The Russian air force has also been conducting military operations in Georgia. Military fighter planes dropped bombs in four towns. The Russian air force also bombed the villages of Variani, injuring seven civilians, and dropped three bombs on Gori. The OSCE has confirmed the Gori operation was conducted by the Russian air force. So far several people have been killed and wounded, including innocent civilians.

In an effort to protect the civilian population, the President of Georgia Mikhail Saakashvili declared a unilateral ceasefire to be in effective between 3:00pm – 6:00pm Friday. During this time, the civilian population and the separatists were invited to cross the line of control. The government has also provided humanitarian assistance and full amnesty for those separatists that choose to surrender. As of 2:30pm, Georgian forces controlled 100% of Tskhinvali with just a few small groups still resisting government presence.
Despite the ceasefire, Russia continued to take aggressive military action within Georgian territory.

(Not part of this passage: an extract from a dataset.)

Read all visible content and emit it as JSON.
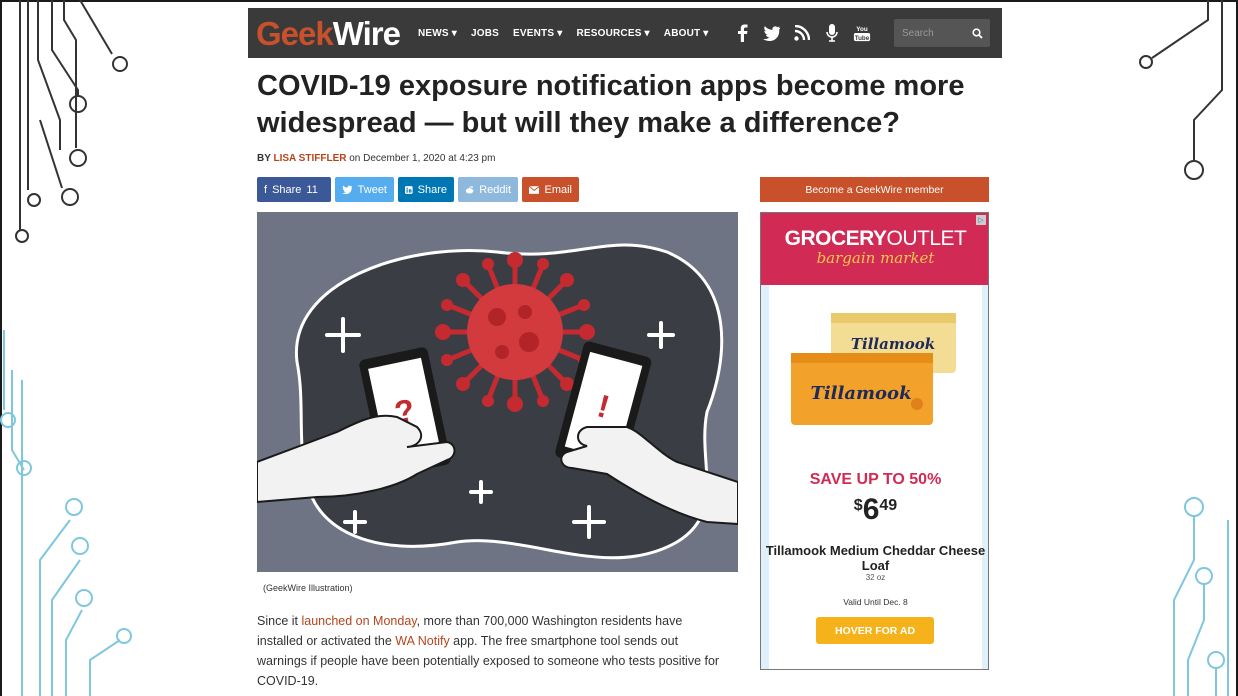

At 4:30pm and 5:35pm, Russian military aircraft bombed a Georgian military base in Marneuli three times, in the southern part of the country about 30 kilometres from Tbilisi, resulting in the destruction of grounded Georgian military equipment, severe damage to a number of buildings, and several causalities.



Russian military aircraft also entered Georgian airspace at 3:05pm and dropped two bombs on the Georgian military airbase in Vaziani, just on the outskirts of the capital.



For confirmation and current status of the cyberwar:


Example - Nameservers for www.itdc.ge Georgia’s web development enterprise are continuously showing :
* ns1.garse.net returned (SERVFAIL) * ns2.garse.net returned (SERVFAIL)


Two traceroutes to web site mfa.gov.ge - Georgia Foreign Affairs - show:


(a) From US - Ge = Blocked via TTnet Turkey







(b) From Ukraine - Ge = available & slow; note; cached (forged page),now only via redirect through Bryansk Ru



Other Georgia government websites e.g. mod.gov.ge (Ministry of Defense) - president.gov.ge show:

(c) From US - Ge = Blocked via TTnet Turkey





(d) From Ukraine - Ge = Blocked via TTnet Turkey





Internally - several Georgia based servers now only under external routing control e.g. AS28751 CAUCASUS NET AS Caucasus Network Tbilisi, Georgia & AS20771 DeltaNet Autonomous System DeltaNet ltd 0179 Tbilisi Georgia

Now only available via AS12389 ROSTELECOM AS JSC Rostelecom (Ru) and AS8342 RTCOMM AS RTComm RU Autonomous System (Ru) - servers - Georgia traffic through Deltanet being redirected via TTnet





It should be noted servers; AS8342 RTCOMM (Ru), AS12389 ROSTELECOM (Ru), AS9121 TTNet Autonomous System Turk Telekom (Tk) are well known to be under the control of RBN and influenced by the Russian Government. All efforts are being made to regain server control, and International assistance is requested to provide added Internet routing via neutral cyber space.